Il est intéressant d’observer que les surlignements réalisés dans les fichiers
PDF montrent que certains étudiants identifient « l’intendant » sans le
mentionner dans la liste des personnages. Parfois, ils ne surlignent le
substantif qu’à l’occasion de sa seconde « apparition », au paragraphe 3,
alors que le personnage « n’est pas là », comme nous le dit le narrateur ;
sans doute est-ce la position syntaxique du substantif, en fonction sujet, qui
explique cette visibilité accrue du personnage dans le troisième paragraphe. À
l’inverse, alors même qu’ils l’ont identifié au paragraphe 1 et qu’ils
n’hésitent pas à relever d’autres éléments redondants, plusieurs étudiants ne
le surlignent pas à cet endroit.
De même, plusieurs surlignent le « fondé de pouvoir », sans nécessairement
l’inclure dans la liste des personnages, tandis que la plupart observe « le
poignard » qui devient « tiède au contact de la poitrine » alors que
d’autres personnifications ne sont pas relevées, comme « le souffle du
crépuscule [qui] semblait danser sous les chênes ». Cette différence
entre les éléments recopiés dans le formulaire et les surlignements suggère que
les lecteurs construisent un large spectre de « personnages potentiels »
au cours de la lecture, mais que seules certaines possibilités sont jugées
dignes de recevoir, au final, l’étiquette de « personnage », en fonction
de critères et de seuils que notre enquête ne permet pas, dans son état actuel,
de capter. Cette expérience nous suggère que plutôt que d’encoder « des
personnages », qui sont autant de constructions ancrées dans des lectures
individuelles, plus ou moins originales ou, au contraire, consensuelles, notre
objectif doit être d’identifier des éléments « personnophores », quitte à
ne se pencher que dans un second temps sur les critères supplémentaires grâce
auxquels les lecteurs perçoivent un personnage « à part entière ».
Quelles sont les unités que les étudiants retiennent comme porteuses d’une
information sur le personnage ? Pratiquement toute suite de mots du texte a
vocation à participer, pour un lecteur ou pour un autre, à la construction d’un
personnage.
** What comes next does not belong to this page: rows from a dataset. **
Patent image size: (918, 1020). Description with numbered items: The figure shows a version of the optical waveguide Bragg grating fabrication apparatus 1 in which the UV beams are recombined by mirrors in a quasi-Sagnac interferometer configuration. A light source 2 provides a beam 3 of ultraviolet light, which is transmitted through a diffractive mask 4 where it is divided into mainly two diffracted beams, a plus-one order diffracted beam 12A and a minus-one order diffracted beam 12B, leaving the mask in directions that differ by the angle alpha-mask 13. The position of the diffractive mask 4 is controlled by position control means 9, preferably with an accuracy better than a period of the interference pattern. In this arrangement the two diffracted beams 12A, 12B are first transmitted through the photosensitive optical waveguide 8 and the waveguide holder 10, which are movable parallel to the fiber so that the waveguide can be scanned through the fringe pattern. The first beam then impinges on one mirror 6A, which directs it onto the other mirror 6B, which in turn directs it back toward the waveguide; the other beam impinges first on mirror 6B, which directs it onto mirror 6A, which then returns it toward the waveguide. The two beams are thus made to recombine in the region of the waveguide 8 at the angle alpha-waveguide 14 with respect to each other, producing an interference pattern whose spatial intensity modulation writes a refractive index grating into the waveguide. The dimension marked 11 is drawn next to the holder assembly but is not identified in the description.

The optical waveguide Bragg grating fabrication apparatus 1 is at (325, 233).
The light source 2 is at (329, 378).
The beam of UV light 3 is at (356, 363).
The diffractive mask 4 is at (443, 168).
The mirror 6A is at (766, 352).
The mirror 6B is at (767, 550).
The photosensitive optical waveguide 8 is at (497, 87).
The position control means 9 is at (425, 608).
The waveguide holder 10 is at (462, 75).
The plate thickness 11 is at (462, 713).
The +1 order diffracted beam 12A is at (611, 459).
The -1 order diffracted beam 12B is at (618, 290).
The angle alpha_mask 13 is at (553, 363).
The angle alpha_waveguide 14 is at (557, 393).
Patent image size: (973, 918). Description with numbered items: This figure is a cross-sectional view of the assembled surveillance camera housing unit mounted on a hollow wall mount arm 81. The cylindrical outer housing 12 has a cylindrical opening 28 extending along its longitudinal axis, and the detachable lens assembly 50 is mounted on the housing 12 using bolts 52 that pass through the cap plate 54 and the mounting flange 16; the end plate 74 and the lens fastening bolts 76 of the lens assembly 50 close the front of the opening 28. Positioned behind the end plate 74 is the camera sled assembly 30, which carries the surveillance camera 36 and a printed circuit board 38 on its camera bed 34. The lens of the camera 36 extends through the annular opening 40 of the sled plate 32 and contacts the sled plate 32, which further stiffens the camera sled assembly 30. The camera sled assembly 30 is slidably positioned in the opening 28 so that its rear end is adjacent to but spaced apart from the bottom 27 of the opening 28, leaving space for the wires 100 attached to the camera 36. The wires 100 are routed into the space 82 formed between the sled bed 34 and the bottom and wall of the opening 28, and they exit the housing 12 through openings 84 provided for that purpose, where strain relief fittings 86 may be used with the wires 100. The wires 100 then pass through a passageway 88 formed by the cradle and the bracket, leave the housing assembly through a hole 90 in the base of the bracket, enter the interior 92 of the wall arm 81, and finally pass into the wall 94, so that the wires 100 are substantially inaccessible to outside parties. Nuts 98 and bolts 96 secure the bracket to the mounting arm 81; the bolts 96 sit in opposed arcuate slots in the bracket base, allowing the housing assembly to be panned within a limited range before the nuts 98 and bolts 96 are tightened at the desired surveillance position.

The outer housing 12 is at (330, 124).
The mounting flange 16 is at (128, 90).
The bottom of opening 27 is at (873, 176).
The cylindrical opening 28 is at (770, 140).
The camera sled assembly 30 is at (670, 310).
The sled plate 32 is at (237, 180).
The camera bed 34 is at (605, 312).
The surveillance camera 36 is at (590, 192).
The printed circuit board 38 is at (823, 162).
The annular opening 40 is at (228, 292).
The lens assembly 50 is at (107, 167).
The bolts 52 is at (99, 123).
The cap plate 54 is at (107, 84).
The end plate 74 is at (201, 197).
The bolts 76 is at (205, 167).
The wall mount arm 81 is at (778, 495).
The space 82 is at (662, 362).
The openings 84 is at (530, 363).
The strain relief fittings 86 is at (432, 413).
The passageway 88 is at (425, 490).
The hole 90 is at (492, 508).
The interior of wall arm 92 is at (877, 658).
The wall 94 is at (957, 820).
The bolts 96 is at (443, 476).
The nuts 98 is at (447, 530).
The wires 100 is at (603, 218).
Hormis la phrase sur les chiens
[23],
seuls les segments de phrases « la double et implacable répétition était à
peine interrompue le temps qu’une main frôle une joue », « Il
commençait à faire nuit » et « à la fin » ne sont relevés par aucun
répondant. Cependant, certaines unités sont, comme on pouvait s’y attendre,
plus fréquemment relevées que d’autres, et c’est sur celles-ci que nous nous
sommes concentrées pour notre réflexion sur la modélisation du personnage.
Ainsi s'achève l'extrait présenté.